Coefficient values in Multiple Linear Regression using Neural Networks

Question

Let's say I have an input dataset of size n = 100 observations, m = 5 features where the last feature is the dependent variable and rest four are independent variable. It is a regression problem, which I intend to solve using a Neural Network. After hyperparameter optimization it came out that this specific problem has a best model, which has 1 hidden layer with 2 neurons and of course an output layer with just 1 neuron (outputting y_hat).

Everything goes well, the model is regularized to avoid overfitting and the prediction error shows satisfactory results too. Also the 10 fold cross-validation score compared to a regular multilinear regression technique is far better. So yeah, I want to keep this model as the best model.

The question is how can we now compute the coefficient values when the dimension of the data when passing through the hidden layer gets reduced.

The solution I came up with was the backward movement and solving the equation from the output layer.

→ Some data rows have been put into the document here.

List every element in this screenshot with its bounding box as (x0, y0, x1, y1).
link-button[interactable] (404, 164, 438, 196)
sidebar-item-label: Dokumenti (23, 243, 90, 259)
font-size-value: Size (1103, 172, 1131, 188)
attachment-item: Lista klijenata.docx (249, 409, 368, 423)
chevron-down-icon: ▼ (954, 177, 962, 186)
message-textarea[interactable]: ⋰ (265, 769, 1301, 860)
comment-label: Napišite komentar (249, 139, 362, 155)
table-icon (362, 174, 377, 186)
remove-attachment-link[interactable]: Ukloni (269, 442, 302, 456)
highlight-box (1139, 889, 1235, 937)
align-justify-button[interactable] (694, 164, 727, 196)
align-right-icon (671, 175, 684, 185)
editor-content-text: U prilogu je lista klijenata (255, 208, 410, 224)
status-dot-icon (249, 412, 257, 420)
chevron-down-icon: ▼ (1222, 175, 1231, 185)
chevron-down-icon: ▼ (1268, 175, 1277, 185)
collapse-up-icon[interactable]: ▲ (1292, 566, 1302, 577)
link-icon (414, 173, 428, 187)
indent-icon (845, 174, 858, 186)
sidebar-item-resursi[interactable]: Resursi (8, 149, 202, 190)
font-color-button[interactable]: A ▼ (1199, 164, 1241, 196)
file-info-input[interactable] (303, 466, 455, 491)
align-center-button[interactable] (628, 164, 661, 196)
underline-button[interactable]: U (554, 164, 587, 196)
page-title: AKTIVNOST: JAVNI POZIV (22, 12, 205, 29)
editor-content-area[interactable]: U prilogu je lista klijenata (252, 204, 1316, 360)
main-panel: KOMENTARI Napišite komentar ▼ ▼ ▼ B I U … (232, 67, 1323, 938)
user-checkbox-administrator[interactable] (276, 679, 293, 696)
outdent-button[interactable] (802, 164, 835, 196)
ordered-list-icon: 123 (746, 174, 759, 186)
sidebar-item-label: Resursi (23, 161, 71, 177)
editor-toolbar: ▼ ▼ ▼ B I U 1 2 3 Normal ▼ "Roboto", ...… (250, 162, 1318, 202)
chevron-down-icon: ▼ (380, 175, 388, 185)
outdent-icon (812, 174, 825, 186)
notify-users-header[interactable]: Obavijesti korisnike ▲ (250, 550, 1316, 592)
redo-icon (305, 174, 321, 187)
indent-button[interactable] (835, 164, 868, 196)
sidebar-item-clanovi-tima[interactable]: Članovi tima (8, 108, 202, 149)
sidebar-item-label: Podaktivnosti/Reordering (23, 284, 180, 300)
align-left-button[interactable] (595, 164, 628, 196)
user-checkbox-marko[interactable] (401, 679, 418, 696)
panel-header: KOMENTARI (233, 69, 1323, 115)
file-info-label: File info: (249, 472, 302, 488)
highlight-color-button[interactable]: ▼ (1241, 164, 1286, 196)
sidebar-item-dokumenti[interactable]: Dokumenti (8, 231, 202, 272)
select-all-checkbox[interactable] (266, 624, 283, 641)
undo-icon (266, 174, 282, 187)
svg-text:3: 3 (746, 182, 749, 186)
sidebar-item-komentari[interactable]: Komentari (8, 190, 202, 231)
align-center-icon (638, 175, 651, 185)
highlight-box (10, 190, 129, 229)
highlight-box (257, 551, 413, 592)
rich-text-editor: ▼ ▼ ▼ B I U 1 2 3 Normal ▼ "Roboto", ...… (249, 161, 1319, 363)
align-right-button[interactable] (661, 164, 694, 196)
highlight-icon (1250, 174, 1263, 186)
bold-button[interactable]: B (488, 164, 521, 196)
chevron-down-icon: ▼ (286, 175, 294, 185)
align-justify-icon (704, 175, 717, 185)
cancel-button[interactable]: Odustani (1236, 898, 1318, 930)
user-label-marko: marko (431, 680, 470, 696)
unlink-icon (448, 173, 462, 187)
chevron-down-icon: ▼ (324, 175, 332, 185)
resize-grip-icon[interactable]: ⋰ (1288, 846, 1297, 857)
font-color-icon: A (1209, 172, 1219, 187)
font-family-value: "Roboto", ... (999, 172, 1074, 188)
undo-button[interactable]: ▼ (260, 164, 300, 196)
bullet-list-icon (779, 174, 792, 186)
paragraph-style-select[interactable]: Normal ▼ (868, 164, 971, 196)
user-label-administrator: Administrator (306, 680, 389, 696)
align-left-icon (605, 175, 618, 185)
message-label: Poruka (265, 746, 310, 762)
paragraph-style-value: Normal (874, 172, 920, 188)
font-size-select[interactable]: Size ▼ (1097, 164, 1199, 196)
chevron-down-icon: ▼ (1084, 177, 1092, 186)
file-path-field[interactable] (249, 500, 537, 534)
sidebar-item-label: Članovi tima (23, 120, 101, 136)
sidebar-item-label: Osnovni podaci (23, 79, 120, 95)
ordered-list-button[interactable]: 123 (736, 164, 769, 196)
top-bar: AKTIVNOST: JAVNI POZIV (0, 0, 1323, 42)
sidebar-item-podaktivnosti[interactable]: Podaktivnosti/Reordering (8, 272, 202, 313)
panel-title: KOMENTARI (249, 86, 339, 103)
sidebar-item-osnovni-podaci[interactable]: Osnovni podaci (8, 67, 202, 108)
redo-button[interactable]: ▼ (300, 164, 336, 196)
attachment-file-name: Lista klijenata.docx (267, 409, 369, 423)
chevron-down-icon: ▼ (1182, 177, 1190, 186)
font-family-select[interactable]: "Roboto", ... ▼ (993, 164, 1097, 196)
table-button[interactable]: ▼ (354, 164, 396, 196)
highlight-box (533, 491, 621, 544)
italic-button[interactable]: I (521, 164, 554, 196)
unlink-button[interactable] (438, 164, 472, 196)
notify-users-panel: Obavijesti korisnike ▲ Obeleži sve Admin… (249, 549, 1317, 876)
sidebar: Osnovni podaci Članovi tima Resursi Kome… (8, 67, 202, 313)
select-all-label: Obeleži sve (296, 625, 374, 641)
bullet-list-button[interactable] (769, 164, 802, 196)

That is if C1, B1, B2 are the outputs from the last and hidden layers respectively and

C1 = c_0 + c_1*B1 + c_2*B2;

B1 = b1_0 + b1_1*x1 + b1_2*x2 + b1_3*x3 + b1_4*x4;

B2 = b2_0 + b2_1*x1 + b2_2*x2 + b2_3*x3 + b2_4*x4;

where, c_0, b1_0, b2_0 are intercepts for output neurons and hidden neurons respectively, and

c_1, c_2 are slopes for the output layer equation;

b1_1, b1_2, b1_3, b1_4 are slopes for the first hidden neuron and

b2_1, b2_2, b2_3, b2_4 are slopes for the second hidden neuron.

Now to find the real coefficients of the variables can we substitute values in given form?

Coefficients = c_0 + c_1*(b1_0 + b1_1 + b1_2 + b1_3 + b1_4) + c_2*(b2_0 + b2_1 + b2_2 + b2_3 + b2_4), which when solved gives us:

Coefficients = c_0 + c_1*b1_0 + c_2*b2_0 + c_1*b1_1 + c_1*b1_2 + c_1*b1_3 + c_1*b1_4 + c_2*b2_1 + c_2*b2_2 + c_2*b2_3 + c_2*b2_4

Where:

c_0 + c_1*b1_0 + c_2*b2_0 = intercept of the final equation

c_1*b1_1 + c_2*b2_1 = Coefficient for variable x1

c_1*b1_2 + c_2*b2_2 = Coefficient for variable x2

c_1*b1_3 + c_2*b2_3 = Coefficient for variable x3

c_1*b1_4 + c_2*b2_4 = Coefficient for variable x4

Please tell me if I am right and this makes sense?

Answer 1

Not sure I follow... I believe you just want the model's weights?

#this is just because some model's count the input layer and others don't
layerCount = len(model.layers)
lastLayer = layerCount - 1;
hiddenLayer = layerCount -2; 

#getting the weights:
hiddenWeights = model.layers[hiddenLayer].get_weights()
lastWeights = model.layers[lastLayer].get_weights()

Both vars above are lists with [slopes, intercepts], where slopes and intercepts will be numpy arrays.

Taking the values with predictions:

You can also, for a general value instead of values per layers, create these inputs and get their outputs:

testInput = np.array([[0,0,0,0],[1,0,0,0],[0,1,0,0],[0,0,1,0],[0,0,0,1]])

outputs = model.predict(testInput).reshape((5,))

Now you've got:

intercepts = outputs[0]
slope1 = outputs[1] - outputs[0]
slope2 = outputs[2] - outputs[0]
slope3 = outputs[3] - outputs[0]
slope4 = outputs[4] - outputs[0]

Notice that this will only make sense in models that you're sure that a no point you have a multiplication between the vars themselves.